Practical project ideas
- Ranking uplift: Reframe a search or recommendation improvement with NDCG/CTR metrics and latency guardrails.
- Fraud spike response: Create a 2-week feasibility plan for a high-recall rule+model hybrid with precision guardrails.
- Forecasting v1: Ship a WMAPE-targeted baseline using seasonal naive + feature calendar; document v2 paths.
Subskills
- Translating Business Needs Into Research Questions: Turn objectives into testable questions with measurable outcomes.
- Literature Review And Prior Art Search: Identify proven methods, known pitfalls, and realistic baselines.
- Defining Success Criteria And Baselines: Pre-register metrics, MDE, and baseline comparisons to avoid hindsight bias.
- Scope And Feasibility Assessment: Stress-test time, data, compute, and compliance constraints.
- Hypothesis Formulation: Write falsifiable statements tied to metrics and decision rules.
- Experiment Planning: Design offline/online evaluations, sample sizes, and guardrails.
- Risk And Tradeoff Analysis: Anticipate costs (latency, fairness, maintenance) and define mitigation.
Next steps
- Pick one of the practical project ideas and complete the mini project brief.
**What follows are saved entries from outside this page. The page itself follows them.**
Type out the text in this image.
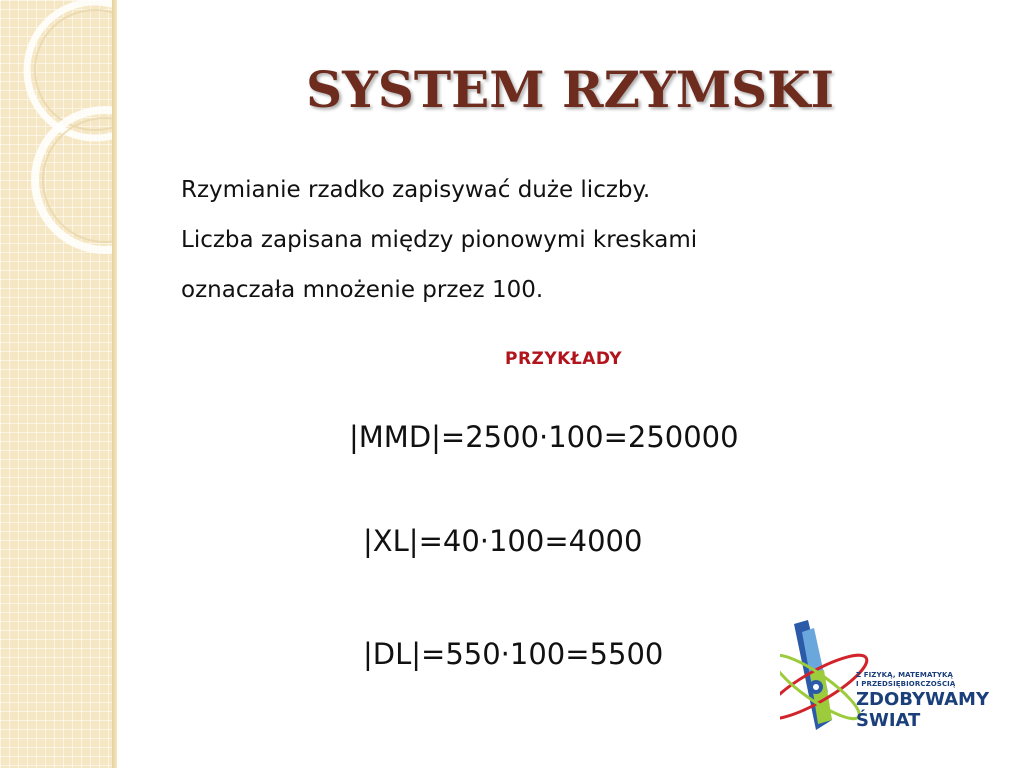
SYSTEM RZYMSKI
Rzymianie rzadko zapisywać duże liczby.
Liczba zapisana między pionowymi kreskami
oznaczała mnożenie przez 100.
PRZYKŁADY
|MMD|=2500·100=250000
|XL|=40·100=4000
|DL|=550·100=5500
Z FIZYKĄ, MATEMATYKĄ
I PRZEDSIĘBIORCZOŚCIĄ
ZDOBYWAMY
ŚWIAT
- Discuss your framing with a peer or mentor; refine metrics and decision rules.
- Move to implementation with a strict v1 scope and a scheduled decision checkpoint.
Copy-paste templates
# Problem statement
For [user/group], we aim to improve [metric] by [MDE] over [time window].
Success means: if [metric + MDE + CI] and guardrails [bounds], then [ship/iterate/stop].
# Baselines
- Production-as-is: [description]
- Simple baseline: [heuristic or linear model]
# Risks & tradeoffs
Top risks: [R1, R2, R3]. Mitigations: [M1, M2, M3].